Lately I have had this weird sadness going on. I am going to blame this strictly on my pregnancy hormones. Really anything could set me off into a crying fit. Yes, it is THAT bad.
My latest crying fit was today when Tom jokingly(?) said that the boy name we agreed on was "gay" and he was re-thinking it. This resulted in instant tears that lasted into a half hour of my crying. WTF. Now I know Tom was joking (?) but for some reason I had to cry about it anyway.
I then proceeded to dig myself further into a hole when I told him he is a control freak and never lets me do anything. That is totally and completely untrue statement but I was busy crying and having a fit like a toddler. Anyone that knows us knows that Tom gives me everything (except a cat) and that statement was completely false.
So that begs me to ask the question of why am I acting this way? I can come up with one reason. Hormones.

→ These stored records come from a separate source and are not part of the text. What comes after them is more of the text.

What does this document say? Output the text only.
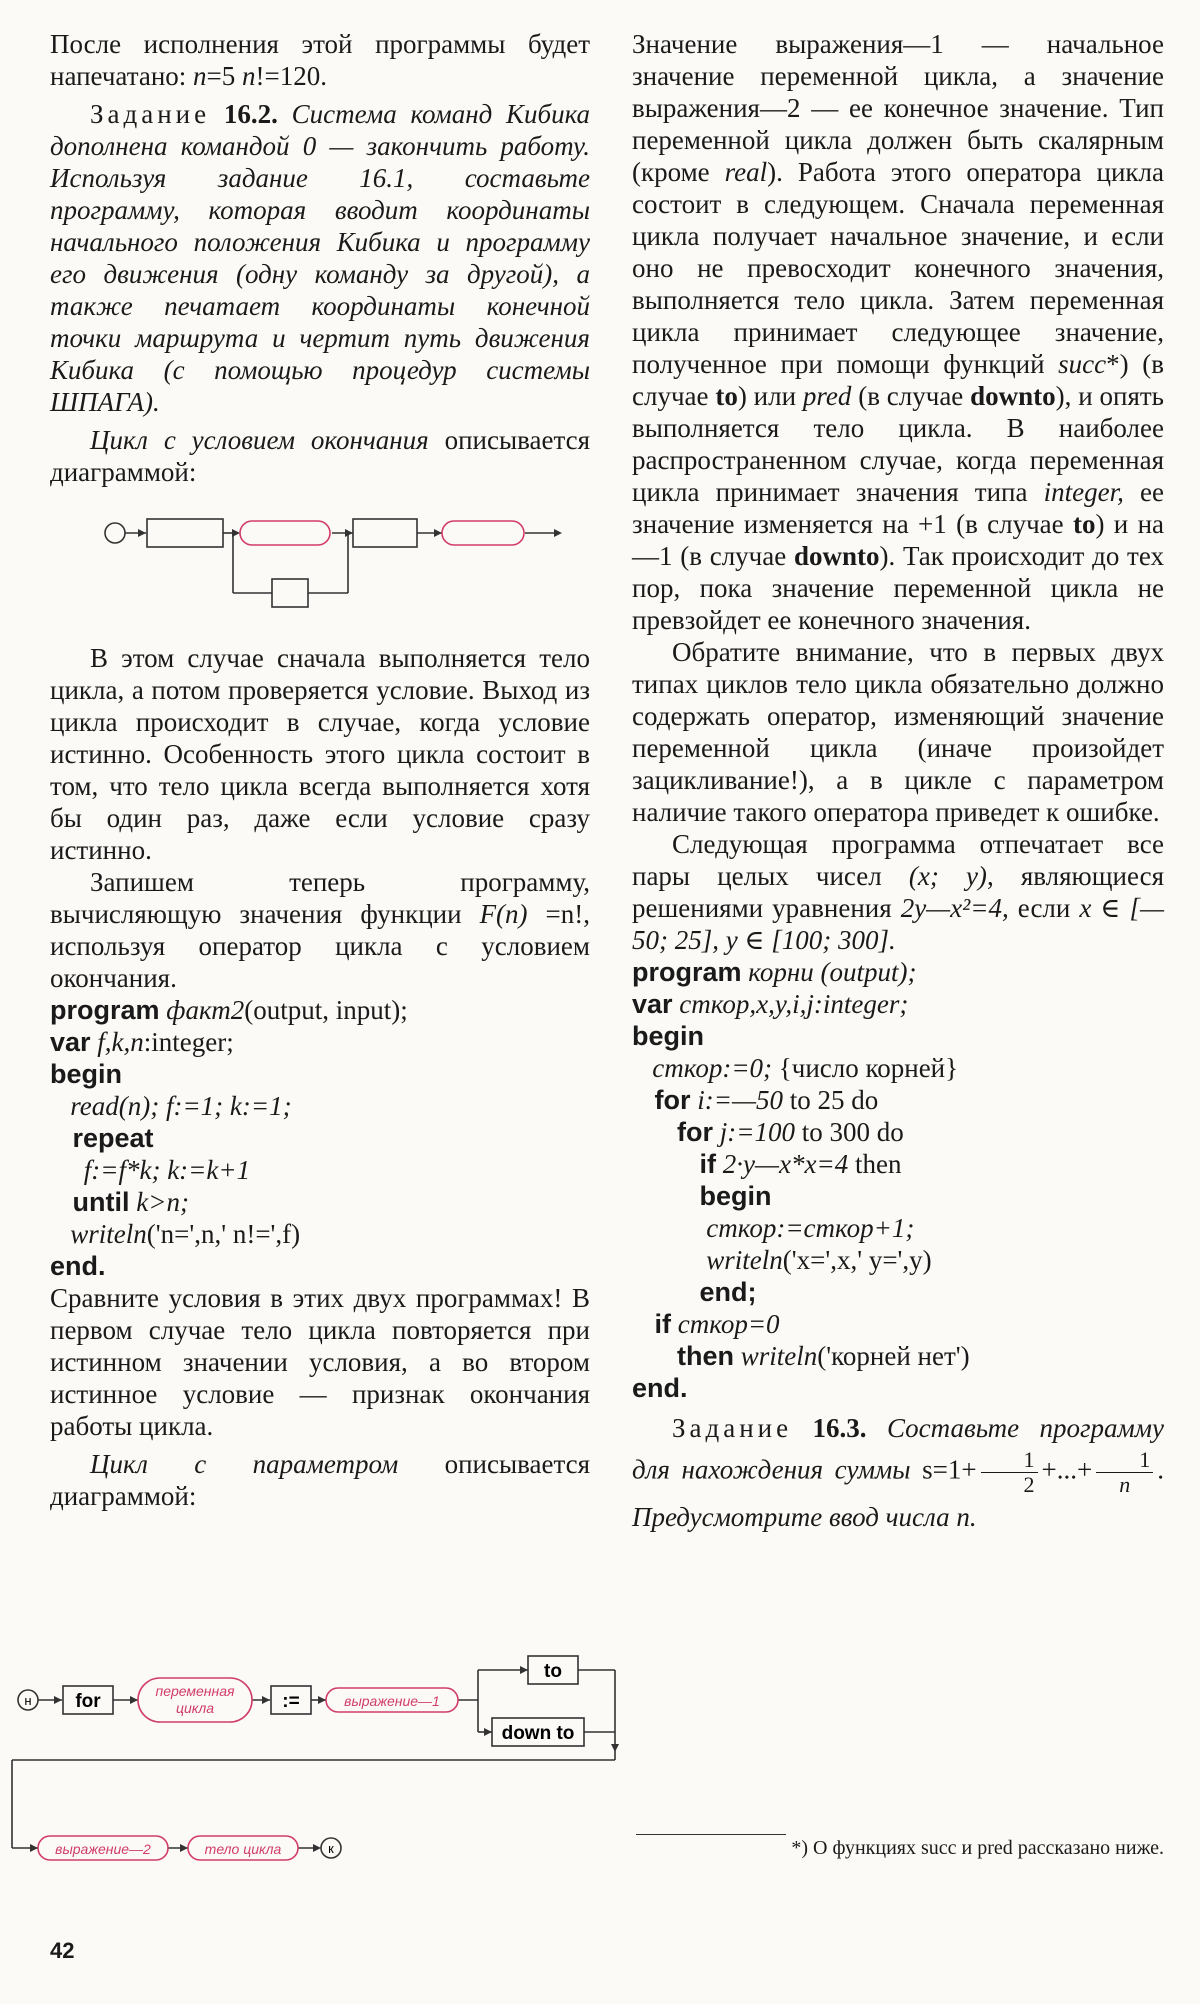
После исполнения этой программы будет напечатано: n=5 n!=120.

Задание 16.2. Система команд Кибика дополнена командой 0 — закончить работу. Используя задание 16.1, составьте программу, которая вводит координаты начального положения Кибика и программу его движения (одну команду за другой), а также печатает координаты конечной точки маршрута и чертит путь движения Кибика (с помощью процедур системы ШПАГА).

Цикл с условием окончания описывается диаграммой:

В этом случае сначала выполняется тело цикла, а потом проверяется условие. Выход из цикла происходит в случае, когда условие истинно. Особенность этого цикла состоит в том, что тело цикла всегда выполняется хотя бы один раз, даже если условие сразу истинно.

Запишем теперь программу, вычисляющую значения функции F(n) =n!, используя оператор цикла с условием окончания.

program факт2(output, input);
var f,k,n:integer;
begin
read(n); f:=1; k:=1;
repeat
f:=f*k; k:=k+1
until k>n;
writeln('n=',n,' n!=',f)
end.

Сравните условия в этих двух программах! В первом случае тело цикла повторяется при истинном значении условия, а во втором истинное условие — признак окончания работы цикла.

Цикл с параметром описывается диаграммой:

н for	переменная
цикла	:=	выражение—1
to
down to
выражение—2	тело цикла	к

Значение выражения—1 — начальное значение переменной цикла, а значение выражения—2 — ее конечное значение. Тип переменной цикла должен быть скалярным (кроме real). Работа этого оператора цикла состоит в следующем. Сначала переменная цикла получает начальное значение, и если оно не превосходит конечного значения, выполняется тело цикла. Затем переменная цикла принимает следующее значение, полученное при помощи функций succ*) (в случае to) или pred (в случае downto), и опять выполняется тело цикла. В наиболее распространенном случае, когда переменная цикла принимает значения типа integer, ее значение изменяется на +1 (в случае to) и на —1 (в случае downto). Так происходит до тех пор, пока значение переменной цикла не превзойдет ее конечного значения.

Обратите внимание, что в первых двух типах циклов тело цикла обязательно должно содержать оператор, изменяющий значение переменной цикла (иначе произойдет зацикливание!), а в цикле с параметром наличие такого оператора приведет к ошибке.

Следующая программа отпечатает все пары целых чисел (x; y), являющиеся решениями уравнения 2y—x²=4, если x ∈ [—50; 25], y ∈ [100; 300].

program корни (output);
var сткор,x,y,i,j:integer;
begin
сткор:=0; {число корней}
for i:=—50 to 25 do
for j:=100 to 300 do
if 2·y—x*x=4 then
begin
сткор:=сткор+1;
writeln('x=',x,' y=',y)
end;
if сткор=0
then writeln('корней нет')
end.

Задание 16.3. Составьте программу для нахождения суммы $s=1+ \frac{1}{2}$ +...+ $\frac{1}{n}$ . Предусмотрите ввод числа n.

*) О функциях succ и pred рассказано ниже.
42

Saturday, I started crying, I was so sure that something is/was wrong with the baby. I don't feel the baby move ever and in my head this resulted into something being wrong. I had no logical explanation for feeling this way, I was just being completely irrational. Thus I say again, Hormones.
Another thing weighing on my mind, my best friends husband being deployed. I am not particularly close to him, but for some reason the thought of him leaving makes me very sad. I think I just don't want my friend to have to deal with this and I hate not being able to "fix" this. I also feel at a loss for words when talking to her about it because I have never went through it myself. She is the strong wise one, I am the crying mess one. Now the tables have turned.
Right now even I feel a little weepy. No reason in particular, I guess I just like to cry?! Or maybe having a baby makes you act like a baby? Interesting.
In other news, the chick at work who has been out all week, is officially on leave of absence. As I predicted. I will go on further to predict she will come back sometime before I have the baby, maybe February.